Periungual videocapillaroscopic: resolution of profuse bleeding.

Discussion

This case report initially describes a significant reduction of proteinuria in a patient with diabetes type 1, due to the use of aminaphtone. Our patient was first evaluated after 2 months of treatment (aminaphtone capsules 75mg twice a day), showing a significant decrease in microalbuminuria (from 487.1mg/dL to 98.3mg/dL = −388.8mg/dL) confirmed by an improvement in the capillaroscopic examination, while GFR and creatinine remained substantially unchanged. Surprisingly, arterial blood pressure decreased from 140/85mmHg to 130/80mmHg after treatment. Subsequently, he continued treatment with aminaphtone for 2 months, but spontaneously interrupted the treatment. He was re-evaluated 2 months after discontinuation of the drug and, again, showed an increase in proteinuria (from 98.3mg/dL to 573mg/dL = +474.7mg/dL), substantially the same GFR and creatinine values, and a new increase in arterial blood pressure to 140/85mmHg: this kind of re-challenge clearly demonstrates the relationship between proteinuria and aminaphtone therapy.

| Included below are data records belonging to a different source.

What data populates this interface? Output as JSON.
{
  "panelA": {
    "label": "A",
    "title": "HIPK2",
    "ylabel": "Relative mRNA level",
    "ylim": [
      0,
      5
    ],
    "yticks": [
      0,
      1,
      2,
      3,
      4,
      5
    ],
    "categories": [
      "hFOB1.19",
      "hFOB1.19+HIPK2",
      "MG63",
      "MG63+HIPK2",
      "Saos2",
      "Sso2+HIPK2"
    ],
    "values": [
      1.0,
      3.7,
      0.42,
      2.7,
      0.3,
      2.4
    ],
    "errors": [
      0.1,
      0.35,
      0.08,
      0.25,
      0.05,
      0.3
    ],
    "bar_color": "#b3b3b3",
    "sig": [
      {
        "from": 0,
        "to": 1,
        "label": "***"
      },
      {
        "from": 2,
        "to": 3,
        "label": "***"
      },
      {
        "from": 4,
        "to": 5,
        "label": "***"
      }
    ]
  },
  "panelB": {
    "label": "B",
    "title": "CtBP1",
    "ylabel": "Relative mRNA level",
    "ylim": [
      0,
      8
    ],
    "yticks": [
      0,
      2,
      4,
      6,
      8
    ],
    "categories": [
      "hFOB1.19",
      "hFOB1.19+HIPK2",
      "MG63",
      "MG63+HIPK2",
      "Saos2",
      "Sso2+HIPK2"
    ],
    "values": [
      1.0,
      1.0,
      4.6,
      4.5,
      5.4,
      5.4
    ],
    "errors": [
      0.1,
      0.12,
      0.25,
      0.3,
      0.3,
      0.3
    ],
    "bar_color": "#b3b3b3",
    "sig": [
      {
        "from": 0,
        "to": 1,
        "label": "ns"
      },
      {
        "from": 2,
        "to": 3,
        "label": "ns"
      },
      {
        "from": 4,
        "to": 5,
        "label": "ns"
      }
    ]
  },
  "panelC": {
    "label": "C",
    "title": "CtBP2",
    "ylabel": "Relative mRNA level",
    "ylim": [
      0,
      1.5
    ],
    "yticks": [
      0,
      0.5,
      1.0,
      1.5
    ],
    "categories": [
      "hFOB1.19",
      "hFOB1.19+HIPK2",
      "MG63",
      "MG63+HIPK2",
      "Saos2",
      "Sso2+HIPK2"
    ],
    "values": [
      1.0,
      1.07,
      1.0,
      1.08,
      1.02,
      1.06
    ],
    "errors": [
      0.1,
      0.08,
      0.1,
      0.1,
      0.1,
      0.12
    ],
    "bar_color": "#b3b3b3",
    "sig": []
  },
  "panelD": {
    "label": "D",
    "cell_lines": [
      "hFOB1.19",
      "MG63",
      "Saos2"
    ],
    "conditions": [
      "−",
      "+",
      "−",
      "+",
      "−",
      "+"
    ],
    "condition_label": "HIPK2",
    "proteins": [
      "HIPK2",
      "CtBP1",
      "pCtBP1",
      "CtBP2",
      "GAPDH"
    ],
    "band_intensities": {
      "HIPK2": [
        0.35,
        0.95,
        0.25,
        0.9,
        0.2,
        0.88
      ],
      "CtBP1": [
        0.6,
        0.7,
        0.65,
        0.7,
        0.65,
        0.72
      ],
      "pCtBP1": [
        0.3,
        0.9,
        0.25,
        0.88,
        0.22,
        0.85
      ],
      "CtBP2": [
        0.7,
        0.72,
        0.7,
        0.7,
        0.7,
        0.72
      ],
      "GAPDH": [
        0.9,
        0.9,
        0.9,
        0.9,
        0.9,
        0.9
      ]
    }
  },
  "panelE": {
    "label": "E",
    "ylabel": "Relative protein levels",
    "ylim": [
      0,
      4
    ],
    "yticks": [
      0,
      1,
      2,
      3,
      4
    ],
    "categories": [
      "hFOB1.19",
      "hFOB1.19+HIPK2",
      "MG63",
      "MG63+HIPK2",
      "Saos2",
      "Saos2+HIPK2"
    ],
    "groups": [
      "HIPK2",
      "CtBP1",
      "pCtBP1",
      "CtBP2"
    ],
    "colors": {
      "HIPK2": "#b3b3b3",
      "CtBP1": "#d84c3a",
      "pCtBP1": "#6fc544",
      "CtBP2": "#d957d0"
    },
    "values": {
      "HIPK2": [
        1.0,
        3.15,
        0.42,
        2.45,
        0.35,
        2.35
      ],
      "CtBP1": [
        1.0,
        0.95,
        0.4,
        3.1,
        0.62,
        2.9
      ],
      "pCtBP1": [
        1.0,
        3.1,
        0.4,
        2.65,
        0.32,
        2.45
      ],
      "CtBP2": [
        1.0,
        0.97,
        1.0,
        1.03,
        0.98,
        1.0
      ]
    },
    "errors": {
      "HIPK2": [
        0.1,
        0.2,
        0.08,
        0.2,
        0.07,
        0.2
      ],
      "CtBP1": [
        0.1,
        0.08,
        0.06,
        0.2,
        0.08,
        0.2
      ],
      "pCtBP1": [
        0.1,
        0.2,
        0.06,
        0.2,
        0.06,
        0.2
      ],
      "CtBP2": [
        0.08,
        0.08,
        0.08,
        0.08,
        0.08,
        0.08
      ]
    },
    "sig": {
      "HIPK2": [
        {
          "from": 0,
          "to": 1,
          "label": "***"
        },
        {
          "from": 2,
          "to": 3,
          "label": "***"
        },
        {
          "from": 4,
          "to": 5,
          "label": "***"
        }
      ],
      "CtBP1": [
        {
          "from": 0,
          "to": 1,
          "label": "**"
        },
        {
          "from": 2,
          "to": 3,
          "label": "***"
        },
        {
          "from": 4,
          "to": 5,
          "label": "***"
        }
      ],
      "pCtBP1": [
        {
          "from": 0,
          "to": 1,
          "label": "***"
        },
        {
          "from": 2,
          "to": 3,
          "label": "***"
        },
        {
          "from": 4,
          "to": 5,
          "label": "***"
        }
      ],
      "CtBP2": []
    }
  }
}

The recent preclinical findings about aminaphtone (anti-ET-1 and anti-E-selectin activities together with a significant endothelial antiphlogistic effect) [1923] seem to correlate with this result, confirming that microangiopathy is the leading cause of microalbuminuria in patients with IDDM.

Conclusions

Aminaphtone therapy seems to be useful for proteinuria control in patients with type 1 diabetes. The correlation between proteinuria and arterial blood pressure that significantly decreased after aminaphtone treatment and increased once treatment was stopped was surprising. To the best of our knowledge, descriptions of aminaphtone’s activity have not included a report of a novel therapeutic option. For the purposes of therapeutic effectiveness, the duration of treatment (more than 2 months) together with the compliance of daily administration of the drug appears to be relevant. Further controlled studies, including randomised double-blind controlled trials, are needed to definitively evaluate aminaphtone’s efficacy over the long term in patients with IDDM. Nevertheless, the lesson to take from this case report is that a pharmacological treatment of diabetic microangiopathy with a vascular drug like aminaphtone could be useful for proteinuria control postponing IDDM nephrologic complications.

Consent

Written informed consent was obtained from the patient for publication of this case report and accompanying images. A copy of the written consent is available for review by the Editor-in-Chief of this journal.